Le metafore si sprecano già. Milano non potrà mai essere Venezia, certo. Ma se si ispirasse ad Amsterdam non stupirebbe invece nessuno. Il progetto della riapertura della rete dei Navigli sembra infatti diventare qualcosa di concreto, dopo che il sindaco Giuseppe Sala ha annunciato i risultati dello studio che aveva affidato a un comitato scientifico, nominato non appena insediato lo scorso anno. Secondo il sindaco, una riapertura parziale delle antiche vie d’acqua in città sarà possibile entro il 2022. Sono circa due chilometri di canali, attualmente interrati. I tratti sono quelli che corrono sotto via Melchiorre Gioia, a Brera dove c’è la conca dell’Incoronata, in via Sforza dietro al Policlinico e, infine, quello vicino a piazza Vetra.
Un passo alla volta, è l’idea di Sala, deciso a sfruttare per questi primi lavori i cantieri della nuova metropolitana 4. Costo preventivato, 150 milioni. Il sogno è quello di arrivare, poi, a riaprire tutti i Navigli milanesi. Un lavoro ben più corposo, perché si tratterebbe di ripristinare quasi otto chilometri di canali, collegando quelli esistenti e riaprendo percorsi ormai sconosciuti ai più. Il conto, alla fine, sarebbe di circa 500 milioni. Ma le cifre non possono spiegare tutto. Riportare alla luce tutti i Navigli sarebbe infatti una vera rivoluzione (o contro-rivoluzione) per la città di Milano.

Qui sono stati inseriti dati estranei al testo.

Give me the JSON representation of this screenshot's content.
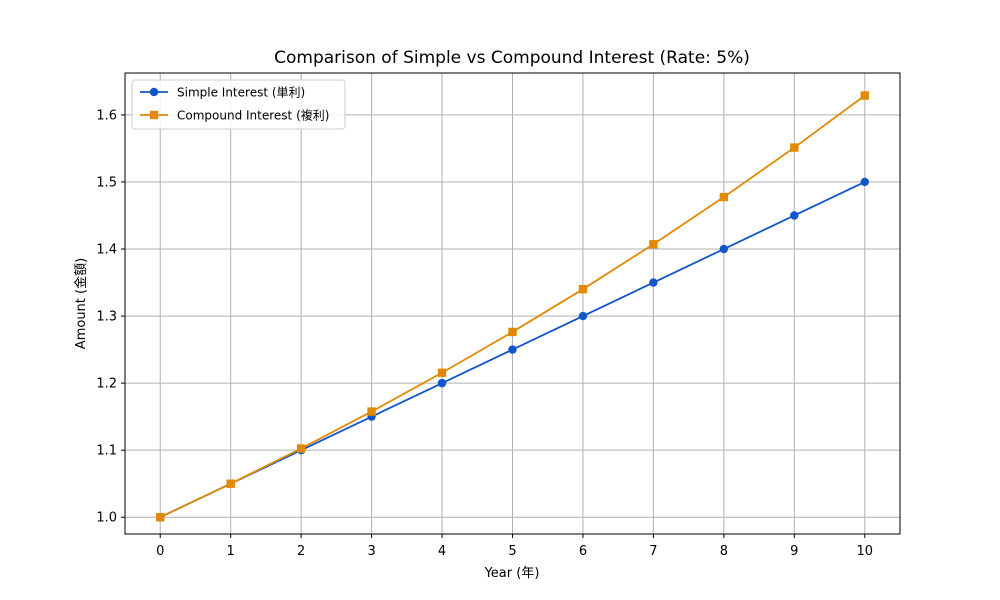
{
  "chart_data": {
    "type": "line",
    "title": "Comparison of Simple vs Compound Interest (Rate: 5%)",
    "xlabel": "Year (年)",
    "ylabel": "Amount (金額)",
    "x": [
      0,
      1,
      2,
      3,
      4,
      5,
      6,
      7,
      8,
      9,
      10
    ],
    "xlim": [
      -0.5,
      10.5
    ],
    "ylim": [
      0.975,
      1.6625
    ],
    "x_ticks": [
      "0",
      "1",
      "2",
      "3",
      "4",
      "5",
      "6",
      "7",
      "8",
      "9",
      "10"
    ],
    "y_ticks": [
      "1.0",
      "1.1",
      "1.2",
      "1.3",
      "1.4",
      "1.5",
      "1.6"
    ],
    "y_tick_values": [
      1.0,
      1.1,
      1.2,
      1.3,
      1.4,
      1.5,
      1.6
    ],
    "grid": true,
    "legend_position": "top-left",
    "series": [
      {
        "name": "Simple Interest (単利)",
        "color": "#1155cc",
        "marker": "circle",
        "values": [
          1.0,
          1.05,
          1.1,
          1.15,
          1.2,
          1.25,
          1.3,
          1.35,
          1.4,
          1.45,
          1.5
        ]
      },
      {
        "name": "Compound Interest (複利)",
        "color": "#e08a00",
        "marker": "square",
        "values": [
          1.0,
          1.05,
          1.1025,
          1.1576,
          1.2155,
          1.2763,
          1.3401,
          1.4071,
          1.4775,
          1.5513,
          1.6289
        ]
      }
    ]
  }
}
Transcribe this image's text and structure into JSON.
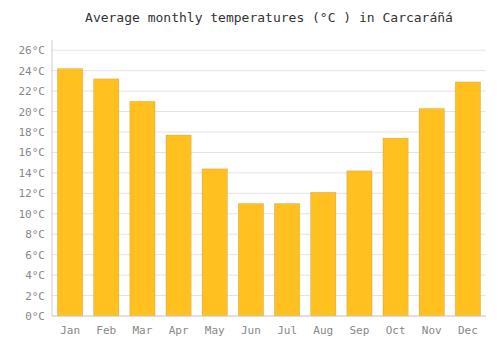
{
  "chart_data": {
    "type": "bar",
    "title": "Average monthly temperatures (°C ) in Carcaráñá",
    "categories": [
      "Jan",
      "Feb",
      "Mar",
      "Apr",
      "May",
      "Jun",
      "Jul",
      "Aug",
      "Sep",
      "Oct",
      "Nov",
      "Dec"
    ],
    "values": [
      24.2,
      23.2,
      21.0,
      17.7,
      14.4,
      11.0,
      11.0,
      12.1,
      14.2,
      17.4,
      20.3,
      22.9
    ],
    "color": "#FFC020",
    "ylim": [
      0,
      27
    ],
    "yticks": [
      {
        "value": 0,
        "label": "0°C"
      },
      {
        "value": 2,
        "label": "2°C"
      },
      {
        "value": 4,
        "label": "4°C"
      },
      {
        "value": 6,
        "label": "6°C"
      },
      {
        "value": 8,
        "label": "8°C"
      },
      {
        "value": 10,
        "label": "10°C"
      },
      {
        "value": 12,
        "label": "12°C"
      },
      {
        "value": 14,
        "label": "14°C"
      },
      {
        "value": 16,
        "label": "16°C"
      },
      {
        "value": 18,
        "label": "18°C"
      },
      {
        "value": 20,
        "label": "20°C"
      },
      {
        "value": 22,
        "label": "22°C"
      },
      {
        "value": 24,
        "label": "24°C"
      },
      {
        "value": 26,
        "label": "26°C"
      }
    ],
    "grid": true
  }
}
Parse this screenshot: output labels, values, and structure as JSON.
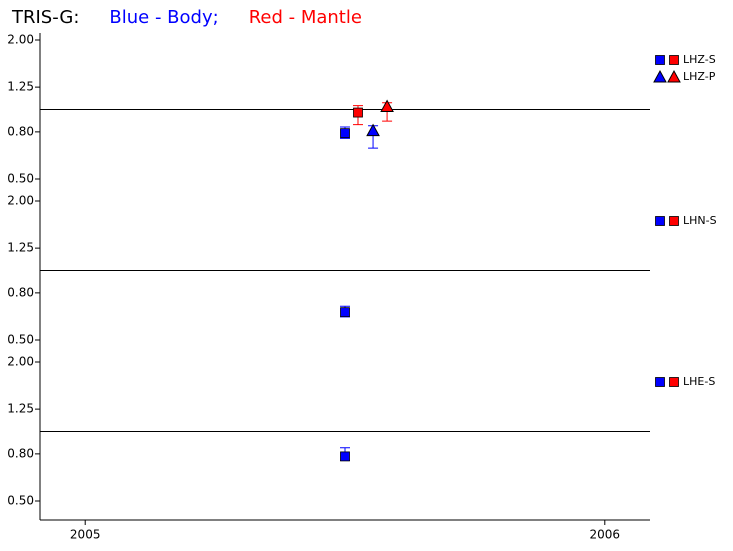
{
  "chart_data": [
    {
      "type": "scatter",
      "title": [
        {
          "text": "TRIS-G:",
          "color": "#000000"
        },
        {
          "text": "Blue - Body;",
          "color": "#0000ff"
        },
        {
          "text": "Red - Mantle",
          "color": "#ff0000"
        }
      ],
      "log_y": true,
      "ylim": [
        0.5,
        2.0
      ],
      "yticks": [
        {
          "value": 0.5,
          "label": "0.50"
        },
        {
          "value": 0.8,
          "label": "0.80"
        },
        {
          "value": 1.25,
          "label": "1.25"
        },
        {
          "value": 2.0,
          "label": "2.00"
        }
      ],
      "xlim": [
        2004.913,
        2006.087
      ],
      "reference_line": 1.0,
      "legend": [
        {
          "label": "LHZ-S",
          "marker": "square",
          "colors": [
            "#0000ff",
            "#ff0000"
          ]
        },
        {
          "label": "LHZ-P",
          "marker": "triangle",
          "colors": [
            "#0000ff",
            "#ff0000"
          ]
        }
      ],
      "series": [
        {
          "marker": "square",
          "color": "#0000ff",
          "x": [
            2005.5
          ],
          "values": [
            0.79
          ],
          "low": [
            0.75
          ],
          "high": [
            0.84
          ]
        },
        {
          "marker": "square",
          "color": "#ff0000",
          "x": [
            2005.525
          ],
          "values": [
            0.97
          ],
          "low": [
            0.86
          ],
          "high": [
            1.04
          ]
        },
        {
          "marker": "triangle",
          "color": "#0000ff",
          "x": [
            2005.554
          ],
          "values": [
            0.81
          ],
          "low": [
            0.68
          ],
          "high": [
            0.85
          ]
        },
        {
          "marker": "triangle",
          "color": "#ff0000",
          "x": [
            2005.581
          ],
          "values": [
            1.03
          ],
          "low": [
            0.89
          ],
          "high": [
            1.07
          ]
        }
      ]
    },
    {
      "type": "scatter",
      "log_y": true,
      "ylim": [
        0.5,
        2.0
      ],
      "yticks": [
        {
          "value": 0.5,
          "label": "0.50"
        },
        {
          "value": 0.8,
          "label": "0.80"
        },
        {
          "value": 1.25,
          "label": "1.25"
        },
        {
          "value": 2.0,
          "label": "2.00"
        }
      ],
      "xlim": [
        2004.913,
        2006.087
      ],
      "reference_line": 1.0,
      "legend": [
        {
          "label": "LHN-S",
          "marker": "square",
          "colors": [
            "#0000ff",
            "#ff0000"
          ]
        }
      ],
      "series": [
        {
          "marker": "square",
          "color": "#0000ff",
          "x": [
            2005.5
          ],
          "values": [
            0.66
          ],
          "low": [
            0.63
          ],
          "high": [
            0.7
          ]
        }
      ]
    },
    {
      "type": "scatter",
      "log_y": true,
      "ylim": [
        0.5,
        2.0
      ],
      "yticks": [
        {
          "value": 0.5,
          "label": "0.50"
        },
        {
          "value": 0.8,
          "label": "0.80"
        },
        {
          "value": 1.25,
          "label": "1.25"
        },
        {
          "value": 2.0,
          "label": "2.00"
        }
      ],
      "xlim": [
        2004.913,
        2006.087
      ],
      "reference_line": 1.0,
      "xticks": [
        {
          "value": 2005,
          "label": "2005"
        },
        {
          "value": 2006,
          "label": "2006"
        }
      ],
      "legend": [
        {
          "label": "LHE-S",
          "marker": "square",
          "colors": [
            "#0000ff",
            "#ff0000"
          ]
        }
      ],
      "series": [
        {
          "marker": "square",
          "color": "#0000ff",
          "x": [
            2005.5
          ],
          "values": [
            0.78
          ],
          "low": [
            0.75
          ],
          "high": [
            0.85
          ]
        }
      ]
    }
  ]
}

Ne cambierebbe il volto, aggiungendosi a quello dei grattacieli che l’hanno già trasformata agli inizi del nuovo millennio. E non è solo Sala a credere nel progetto. Gran parte della politica cittadina è schierata a favore della riapertura delle vie d’acqua, a partire dal segretario della Lega, Matteo Salvini, non certo un amico del sindaco di centrosinistra.
Riportare alla luce tutti i Navigli sarebbe infatti una vera rivoluzione (o contro-rivoluzione) per la città di Milano. Ne cambierebbe il volto, aggiungendosi a quello dei grattacieli che l’hanno già trasformata agli inizi del nuovo millennio
L’idea di una Milano navigabile suscita grande fascino. Non solo per la metafora (eccessiva) di Amsterdam. Ma anche perché può riportare in vita un pezzo di storia (non solo locale) sotterrato dall’avvento della modernità, che ha dilatato i confini della città, l’ha saturata di asfalto e ha sacrificato la tradizione al mito dell’efficienza. Quando si parla di Navigli bisogna pensare, infatti, a un’opera dell’ingegno umano che affonda la sua esistenza nel Medioevo. I Navigli sono cinque. Quello Grande è stato progettato nel 1177, misura 49,9 chilometri ed è navigabile dal 1272: è da lì che scendevano, da Candoglia, i marmi del Duomo. Poi c’è il Naviglio Pavese, che si incrocia col primo alla Darsena: è stato aperto nel 1819 ed è lungo 33,1 chilometri. A nord di Milano arrivano invece il Naviglio della Martesana: completato nel 1496, è lungo 38 chilometri. Gli ultimi due canali sono i più piccoli: quello di Bereguardo e quello di Paderno d’Adda, progettato quest’ultimo addirittura da Leonardo da Vinci.
Quando la rete dei Navigli era funzionante, Milano era un porto nel mezzo della grande pianura. Sopperiva all’assenza di un grande fiume con lo sfruttamento di questa serie di canali artificiali che dava alimento alle campagne, muoveva merci e uomini. I Navigli sono stati in gran parte interrati nel 1929. Questione, come detto, di cambiamento dei tempi. Ma anche di igiene e sicurezza. Chi è deciso a osteggiare il progetto di riapertura fa leva proprio su questo: il rischio di gettare la città di Milano nel caos.